Stas’ flat was an intriguing place. It bore all the hallmarks of expressive work in progress and was dotted about with Königsberg relics, more of which were proudly displayed inside a large, antique, cabinet. It was a home from home for me ~ the flat as well as the walnut cabinet!

Celebrating the Memory of Königsberg Tour Guide Stas

It was our mutual interest in history, relics of the past and the warm, open nature of our friend, Stas, together with the good memories of the times we spent together, that found us at his memorial gathering today. There were, perhaps, about 30 people in attendance ~ family, friends, neighbours ~ and most had tales to tell of their relationship with Stas or wanted to express their gratitude for knowing him in life and the sorrow they felt at his death.

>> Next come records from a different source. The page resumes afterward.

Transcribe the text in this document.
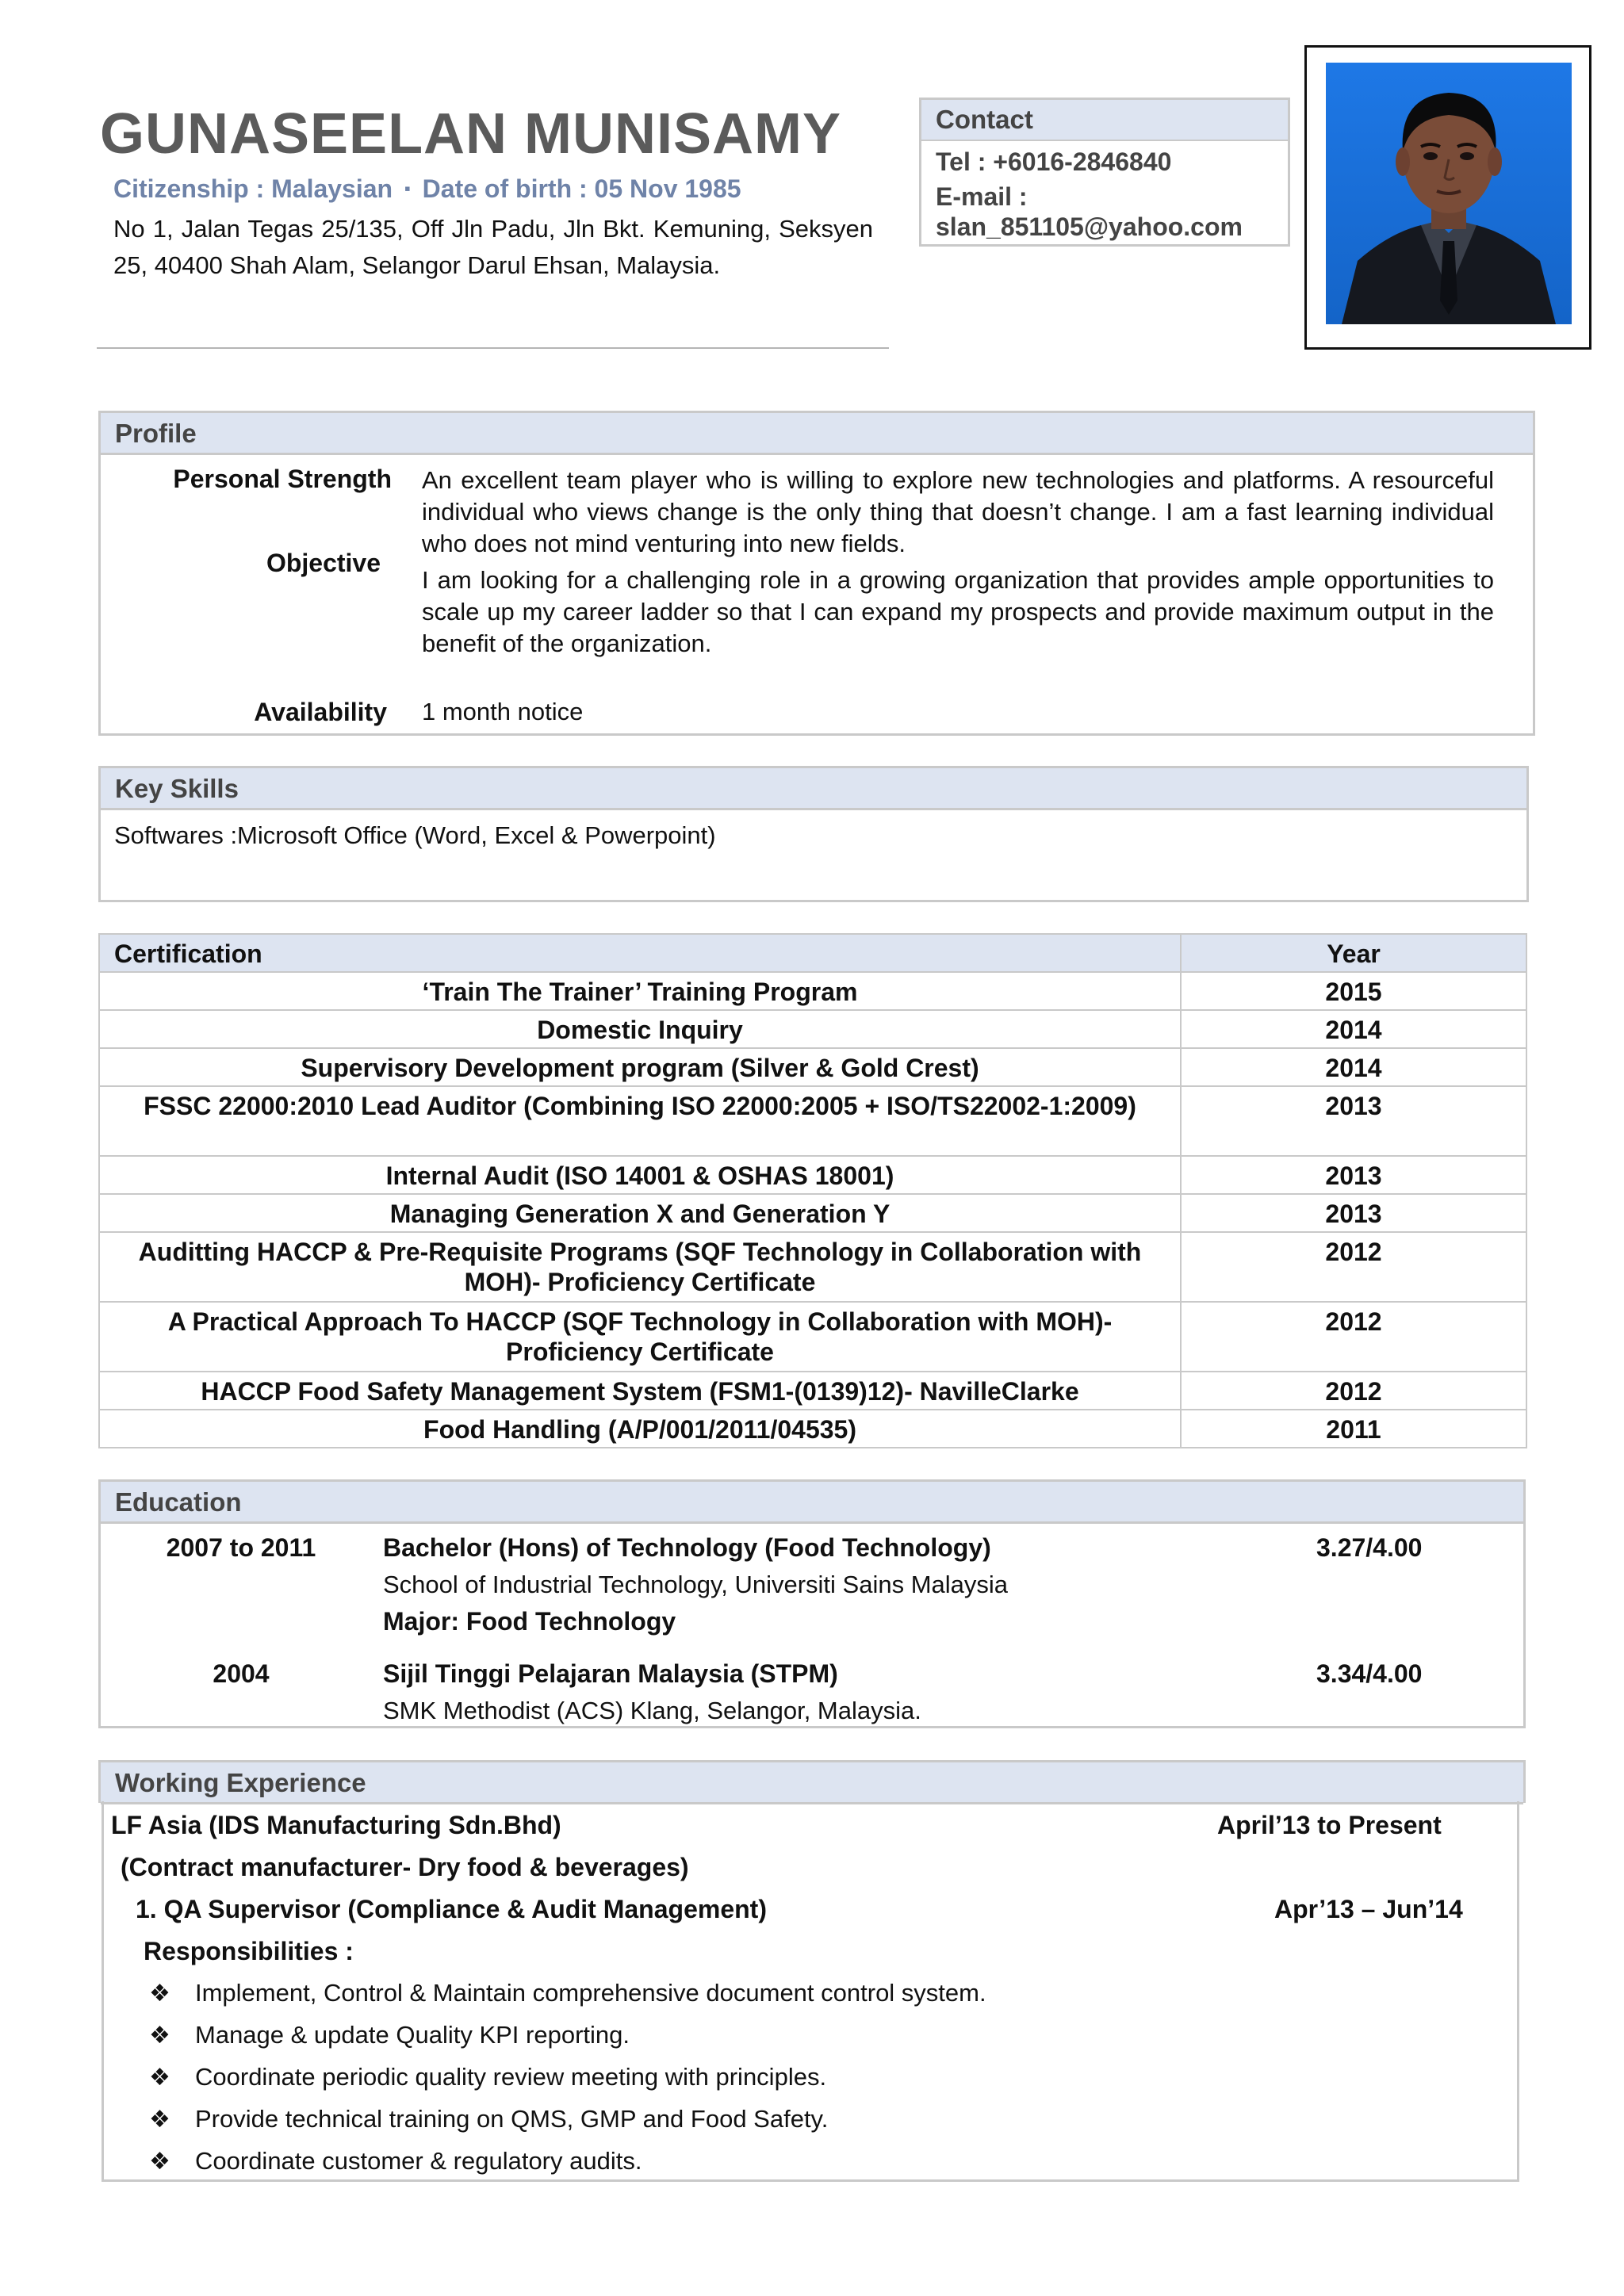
GUNASEELAN MUNISAMY
Citizenship : Malaysian ▪ Date of birth : 05 Nov 1985
No 1, Jalan Tegas 25/135, Off Jln Padu, Jln Bkt. Kemuning, Seksyen 25, 40400 Shah Alam, Selangor Darul Ehsan, Malaysia.
Contact
Tel : +6016-2846840
E-mail :
slan_851105@yahoo.com
Profile
Personal Strength An excellent team player who is willing to explore new technologies and platforms. A resourceful individual who views change is the only thing that doesn’t change. I am a fast learning individual who does not mind venturing into new fields.
Objective
I am looking for a challenging role in a growing organization that provides ample opportunities to scale up my career ladder so that I can expand my prospects and provide maximum output in the benefit of the organization.
Availability 1 month notice
Key Skills
Softwares :Microsoft Office (Word, Excel & Powerpoint)
Certification	Year
‘Train The Trainer’ Training Program	2015
Domestic Inquiry	2014
Supervisory Development program (Silver & Gold Crest)	2014
FSSC 22000:2010 Lead Auditor (Combining ISO 22000:2005 + ISO/TS22002-1:2009)	2013
Internal Audit (ISO 14001 & OSHAS 18001)	2013
Managing Generation X and Generation Y	2013
Auditting HACCP & Pre-Requisite Programs (SQF Technology in Collaboration with MOH)- Proficiency Certificate	2012
A Practical Approach To HACCP (SQF Technology in Collaboration with MOH)- Proficiency Certificate	2012
HACCP Food Safety Management System (FSM1-(0139)12)- NavilleClarke	2012
Food Handling (A/P/001/2011/04535)	2011
Education
2007 to 2011	Bachelor (Hons) of Technology (Food Technology)	3.27/4.00
School of Industrial Technology, Universiti Sains Malaysia
Major: Food Technology
2004	Sijil Tinggi Pelajaran Malaysia (STPM)	3.34/4.00
SMK Methodist (ACS) Klang, Selangor, Malaysia.
Working Experience
LF Asia (IDS Manufacturing Sdn.Bhd)	April’13 to Present
(Contract manufacturer- Dry food & beverages)
1. QA Supervisor (Compliance & Audit Management)	Apr’13 – Jun’14
Responsibilities :
❖ Implement, Control & Maintain comprehensive document control system.
❖ Manage & update Quality KPI reporting.
❖ Coordinate periodic quality review meeting with principles.
❖ Provide technical training on QMS, GMP and Food Safety.
❖ Coordinate customer & regulatory audits.
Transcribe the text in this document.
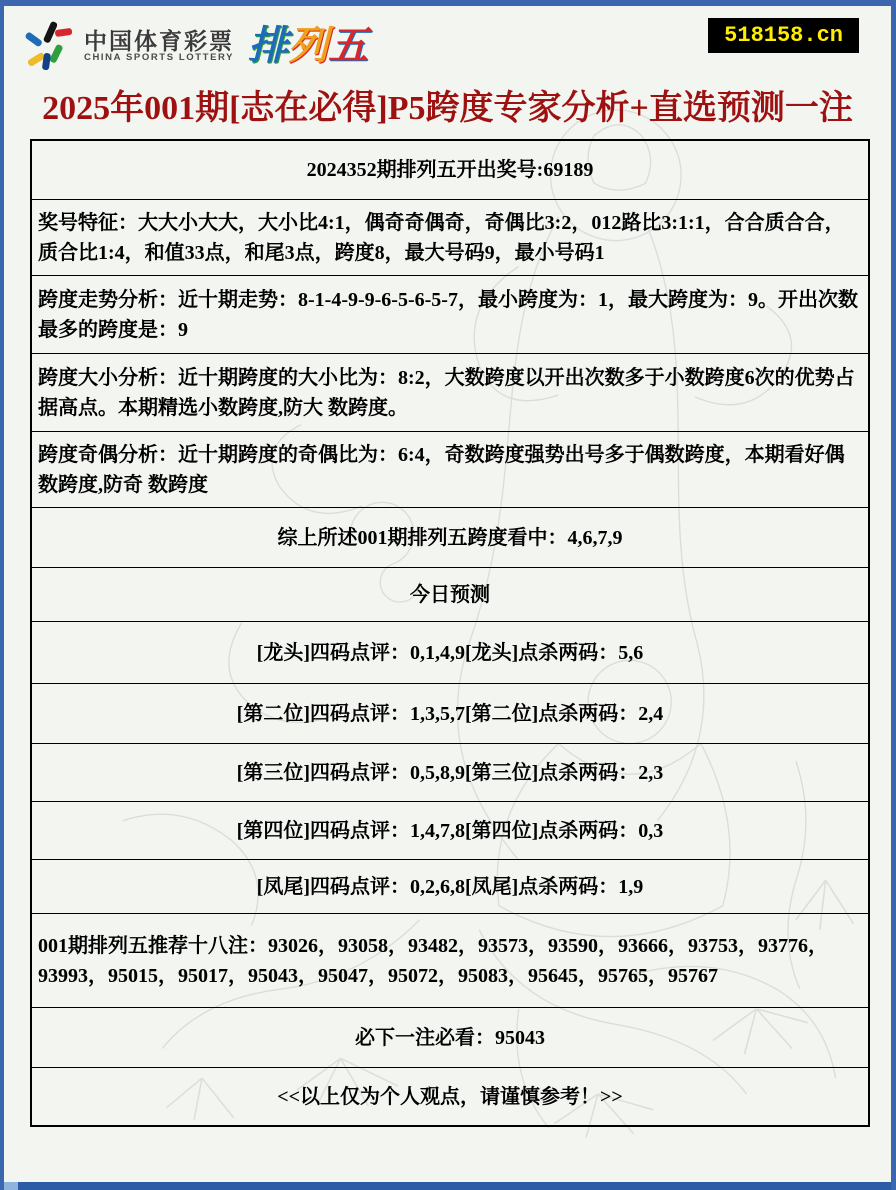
中国体育彩票
CHINA SPORTS LOTTERY 排 列 五	518158.cn
2025年001期[志在必得]P5跨度专家分析+直选预测一注
2024352期排列五开出奖号:69189
奖号特征：大大小大大，大小比4:1，偶奇奇偶奇，奇偶比3:2，012路比3:1:1，合合质合合，质合比1:4，和值33点，和尾3点，跨度8，最大号码9，最小号码1
跨度走势分析：近十期走势：8-1-4-9-9-6-5-6-5-7，最小跨度为：1，最大跨度为：9。开出次数最多的跨度是：9
跨度大小分析：近十期跨度的大小比为：8:2，大数跨度以开出次数多于小数跨度6次的优势占据高点。本期精选小数跨度,防大 数跨度。
跨度奇偶分析：近十期跨度的奇偶比为：6:4，奇数跨度强势出号多于偶数跨度，本期看好偶数跨度,防奇 数跨度
综上所述001期排列五跨度看中：4,6,7,9
今日预测
[龙头]四码点评：0,1,4,9[龙头]点杀两码：5,6
[第二位]四码点评：1,3,5,7[第二位]点杀两码：2,4
[第三位]四码点评：0,5,8,9[第三位]点杀两码：2,3
[第四位]四码点评：1,4,7,8[第四位]点杀两码：0,3
[凤尾]四码点评：0,2,6,8[凤尾]点杀两码：1,9
001期排列五推荐十八注：93026，93058，93482，93573，93590，93666，93753，93776，93993，95015，95017，95043，95047，95072，95083，95645，95765，95767
必下一注必看：95043
<<以上仅为个人观点，请谨慎参考！>>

I am always amazed at how proficient and adept Russian people are at public speaking and how openly and without reservation they bare their souls and reveal their innermost feelings. It is a lesson that we Brits, who are frightened to stray too far from banter and/or prevarication, could certainly learn from.

The individually rendered memories and tributes were sometimes moving, sometimes amusing and consistently complementary.

At times the tributes to Stas were so touching as to be almost overwhelming. I caught myself more than once glancing wistfully across at Stas, grinning from his photo-framed portrait behind the statutory glass of vodka with its piece of bread placed on top. Would he have been surprised at this gathering and to hear the tributes to him that were so touching as to be almost overwhelming?

All I know is that for me to accumulate so many well-wishers at my funeral or memorial wake, I would have to set up a trust fund or at the very least pay people in advance to attend.

Celebrating the Memory of Königsberg Stas

Stas was, as Leonard Cohen would say, ‘almost’ young when he died ~ too young. But if there is any consolation to be had, then it echoes in Stas’ own words. With characteristic magnanimity, he left a note asking people not to brood in the event of his death, affirming that he had lived a full and eventful life in which he had achieved much of what he had set out to do.

Gracious, selfless and sensitive to the needs of others until the very end, this was Stas Konovalov. We are proud that we can count ourselves among his many friends, who loved and admired him in life and remember him in death for the commendable person he was.

R.I.P. Stas.

(We wish Stas’ mother, family and friends well, and thank his mother for her gracious invitation to attend the memorial gathering.)